The Monark has a sweet /tart taste like a McIntosh or Jonathan type does. Very crisp and tasty.
My other heirloom apples are too young to produce apples yet. A few have had a few apples on them this year but they were very small. Probably get some bigger apples once they have produced for a few years.
I just discovered that Discovery could crack badly.
I had two this year from a small graft. The darker skin had darker pink streak inside. The paler skin has paler color inside.
Texture was like McIntosh. Not crisp or crunchy. It was not juicy, either. It took an effort to squeeze juice off the darker one. Brix was 14. Could get juice out of the paler one. All things considered, not bad for a badly cracked, rain-soaked apple. I believe rain had washed away any flavor or sugar it may have had.

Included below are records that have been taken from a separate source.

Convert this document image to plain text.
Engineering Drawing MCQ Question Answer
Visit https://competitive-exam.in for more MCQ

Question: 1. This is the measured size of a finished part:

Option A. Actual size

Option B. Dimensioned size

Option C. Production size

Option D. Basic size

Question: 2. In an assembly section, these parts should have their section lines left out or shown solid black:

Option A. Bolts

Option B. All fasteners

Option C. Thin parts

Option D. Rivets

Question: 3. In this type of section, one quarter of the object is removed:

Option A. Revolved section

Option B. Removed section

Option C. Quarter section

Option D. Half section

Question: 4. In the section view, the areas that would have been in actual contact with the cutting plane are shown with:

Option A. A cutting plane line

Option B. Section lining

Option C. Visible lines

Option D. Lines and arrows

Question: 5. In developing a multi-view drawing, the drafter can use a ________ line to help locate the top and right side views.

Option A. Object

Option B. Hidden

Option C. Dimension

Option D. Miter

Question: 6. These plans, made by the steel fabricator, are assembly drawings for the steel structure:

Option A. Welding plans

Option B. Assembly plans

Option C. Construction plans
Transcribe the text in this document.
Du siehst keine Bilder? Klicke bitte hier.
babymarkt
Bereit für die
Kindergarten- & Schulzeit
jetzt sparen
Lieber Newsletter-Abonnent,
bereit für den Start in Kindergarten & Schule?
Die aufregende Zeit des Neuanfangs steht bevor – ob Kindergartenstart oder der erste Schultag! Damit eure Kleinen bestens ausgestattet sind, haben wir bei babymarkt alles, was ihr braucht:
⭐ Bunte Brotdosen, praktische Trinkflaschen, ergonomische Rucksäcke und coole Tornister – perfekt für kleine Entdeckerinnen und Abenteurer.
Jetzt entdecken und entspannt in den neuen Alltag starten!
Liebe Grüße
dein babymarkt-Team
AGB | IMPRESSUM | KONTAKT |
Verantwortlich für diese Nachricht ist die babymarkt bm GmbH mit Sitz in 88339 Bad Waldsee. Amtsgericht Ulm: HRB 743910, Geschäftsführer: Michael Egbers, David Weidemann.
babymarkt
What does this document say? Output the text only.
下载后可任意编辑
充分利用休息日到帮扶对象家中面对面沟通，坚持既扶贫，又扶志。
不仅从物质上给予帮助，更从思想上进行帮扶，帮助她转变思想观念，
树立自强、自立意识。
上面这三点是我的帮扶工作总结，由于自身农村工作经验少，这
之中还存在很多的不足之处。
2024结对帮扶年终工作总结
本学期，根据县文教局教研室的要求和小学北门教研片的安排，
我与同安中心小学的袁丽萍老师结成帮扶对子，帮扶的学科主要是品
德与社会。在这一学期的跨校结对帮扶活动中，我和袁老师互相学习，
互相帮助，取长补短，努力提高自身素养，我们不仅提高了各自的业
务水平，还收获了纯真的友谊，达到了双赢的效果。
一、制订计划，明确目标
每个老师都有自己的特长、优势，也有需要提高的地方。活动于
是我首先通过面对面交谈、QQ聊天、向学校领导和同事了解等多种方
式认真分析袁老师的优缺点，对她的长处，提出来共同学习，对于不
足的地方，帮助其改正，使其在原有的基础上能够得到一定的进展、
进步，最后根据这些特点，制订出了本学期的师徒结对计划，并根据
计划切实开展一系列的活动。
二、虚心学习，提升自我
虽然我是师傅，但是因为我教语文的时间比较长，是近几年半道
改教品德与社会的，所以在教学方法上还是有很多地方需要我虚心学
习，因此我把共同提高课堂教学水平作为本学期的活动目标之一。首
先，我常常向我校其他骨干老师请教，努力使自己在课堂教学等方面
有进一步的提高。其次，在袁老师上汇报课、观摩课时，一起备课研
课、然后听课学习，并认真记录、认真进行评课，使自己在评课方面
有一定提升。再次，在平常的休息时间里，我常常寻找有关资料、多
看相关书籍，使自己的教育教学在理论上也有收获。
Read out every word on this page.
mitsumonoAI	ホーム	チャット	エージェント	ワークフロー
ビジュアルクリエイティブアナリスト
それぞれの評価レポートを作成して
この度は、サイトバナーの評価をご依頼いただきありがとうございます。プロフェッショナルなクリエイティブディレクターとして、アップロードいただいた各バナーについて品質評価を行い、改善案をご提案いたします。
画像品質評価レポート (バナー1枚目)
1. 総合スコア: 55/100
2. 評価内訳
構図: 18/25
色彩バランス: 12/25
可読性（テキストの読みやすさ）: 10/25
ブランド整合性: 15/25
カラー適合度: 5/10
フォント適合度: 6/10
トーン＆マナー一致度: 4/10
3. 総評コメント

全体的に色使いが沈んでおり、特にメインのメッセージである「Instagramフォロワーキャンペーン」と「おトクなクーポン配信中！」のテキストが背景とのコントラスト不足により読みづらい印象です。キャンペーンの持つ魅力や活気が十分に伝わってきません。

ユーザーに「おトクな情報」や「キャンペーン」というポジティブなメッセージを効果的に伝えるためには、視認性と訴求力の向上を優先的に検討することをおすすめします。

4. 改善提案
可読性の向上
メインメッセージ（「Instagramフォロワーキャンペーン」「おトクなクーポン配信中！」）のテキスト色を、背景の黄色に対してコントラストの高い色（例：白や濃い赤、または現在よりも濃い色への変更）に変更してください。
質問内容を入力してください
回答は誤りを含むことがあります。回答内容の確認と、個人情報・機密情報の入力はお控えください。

Here is a honeycrisp from a four year old tree. No pesticides or sprays. I just bagged them in organza bags in spring. Taste was tart with loads of sweet like a crisp cider candy. Very juicy. Kids loved them.
Can you take more pics of your Honey Crisp? The coloring of that one does not look like a typical Honey Crisp.
Well I got it from home Depot so it may not be labeled correctly. It may not be the coloring you are expecting for many reasons such as it was grownn in the shade, is a young tree, and was in an organza bag the whole ripening time.
Mother, picked yesterday, put in the fridge overnight. First fruit from this tree, and first year for any of our apples. Probably picked a week or more early, but our squirrels have been starting to get active, and I’d rather be eating a slightly under-ripe apple than picking a squirrel-savaged one off the ground.
My first impression was that it tasted a bit like a Mac, except that (a) the texture was significantly harder and (b) it didn’t have as much of the “vinous” thing going on. A bit difficult to explain actually, and subtle enough that it might have been kind of underwhelming if I had eaten something more intensely flavored right before it. But on its own, it had what I can only describe as a distinctively “clean” taste that lingered pleasantly in my mouth. Crisp, cool, and refreshing.
We have a few more of these still on the tree, so it will be interesting to compare (if the squirrels don’t get them…).
Glad you posted Mother. You have a lot of uncommon apples. Hope you continue to post their pics.
You definitely has much better vocabulary to describe taste and flavor.
My HC is in partial shade and in bags, too.
My suspicion radar is up when you mentioned a Home Depot tree and a tart taste.
I will check my HC later today to compare pics with yours.